I was a few weeks from participating in my third Olympic Games when I received a phone call from Billy Payne, the Chairman of the Atlanta Organizing Committee for the 1996 Games. I had been looking forward to swimming in Atlanta, mostly because it was an opportunity to defend my Olympic title in the 800 meter freestyle, but also because it meant that my swimming career could finally come to an end. After winning a total of four gold medals in two previous Olympic Games, the pressures of competition and success had taken its toll, and at the age of 24, I was completely burned out and disillusioned by the sport of swimming and the Olympics themselves. The Atlanta Games were my chance to win more medals, prove my worth, and finally move on.
But back to the phone call. My friend Billy was calling to ask me run the Olympic torch at the Opening Ceremonies. I would be the final woman to carry the torch, and the second-to-last runner, passing it onto the final torch bearer. I hedged on his request. After all, I had to compete the next days, and I didn’t want my legs to be tired. And I was a terrible runner. What if I fell while carrying the Olympic torch? “If you run the torch, it will be greatest moment of your Olympic career,” Billy finally said. I wasn’t sure if I believed him – after all, what could be better than winning an Olympic gold medal – but I decided to try.

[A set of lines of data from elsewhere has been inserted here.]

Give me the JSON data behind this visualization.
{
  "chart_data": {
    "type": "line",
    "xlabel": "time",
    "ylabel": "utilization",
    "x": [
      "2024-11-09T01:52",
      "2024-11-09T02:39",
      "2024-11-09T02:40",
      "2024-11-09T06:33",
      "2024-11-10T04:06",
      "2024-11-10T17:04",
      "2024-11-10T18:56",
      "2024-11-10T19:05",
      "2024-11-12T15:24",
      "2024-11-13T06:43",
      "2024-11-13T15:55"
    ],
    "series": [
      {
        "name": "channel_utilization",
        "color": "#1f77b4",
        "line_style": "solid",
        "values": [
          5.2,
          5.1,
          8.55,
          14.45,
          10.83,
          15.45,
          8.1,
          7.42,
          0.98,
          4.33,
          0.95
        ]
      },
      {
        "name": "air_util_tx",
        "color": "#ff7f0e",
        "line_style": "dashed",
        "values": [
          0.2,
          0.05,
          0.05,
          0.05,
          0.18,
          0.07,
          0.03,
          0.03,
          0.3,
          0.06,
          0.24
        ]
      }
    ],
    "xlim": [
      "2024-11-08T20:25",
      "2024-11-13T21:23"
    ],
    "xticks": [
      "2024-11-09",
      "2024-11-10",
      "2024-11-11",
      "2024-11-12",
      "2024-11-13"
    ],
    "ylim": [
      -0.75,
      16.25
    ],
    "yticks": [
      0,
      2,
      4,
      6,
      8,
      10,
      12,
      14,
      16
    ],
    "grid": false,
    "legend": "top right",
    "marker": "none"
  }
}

The night of Opening Ceremonies came, and before long it was my turn to receive the torch. I stood on the dark track, with 10,000 athletes from all over the world standing in the infield. I received the torch from Evander Holyfield and began my run. Carefully and very slowly, I made my way around the track and up three long ramps to the top of the stadium. As I stood there with the torch, who emerged from behind me but Muhammad Ali. The crowd erupted and began screaming his name. They stomped their feet, so much that it felt like the entire stadium was shaking! I slowly and steadily passed the flame to Ali. With a determined look in his eye, he lit the cauldron to begin the 1996 Atlanta Olympic Games.
My moment with Ali during the torch lighting was brief. But it changed my perspective on life in a way that still influences me today. I have tried for many years to put it into words, and found it impossible. But to watch Ali as he lit that torch, standing there in front of a billion people, he sent multiple messages to the world. First, It doesn’t matter if we win or lose, what matters is that we are present and doing our best. Second, courage matters. Ali was not the same person in 1996 that he was at the Rome Olympics in 1960. It took courage to stand there and light that cauldron. Many things could have gone wrong. But he was there, and he was present, doing his best, inspiring the world yet again, and forging his own path. And finally, not everything always goes as planned. Life gives you speed bumps along the way. A champion like Ali navigated those speed bumps and adjusted to the situation at hand, and he did it beautifully, with grace and pride.
I didn’t win any medals at my final Olympics in Atlanta. But I did experience the greatest moment in my Olympic career, and that was that short amount of time that I spent with Ali on that warm summer evening in Georgia. I would give up every medal to experience that moment one more time, and it is in that moment that I truly became a champion. Life is not about winning or victories. Life is about courage, adaptation, pride and inspiration. I try to honor Ali’s lessons every day. And in these trying and unprecedented times, I find myself thinking about those lessons frequently. Tough times won’t last, but his inspiration always will. Thank you, Ali, for your continued legacy. You remain a shining light for us all.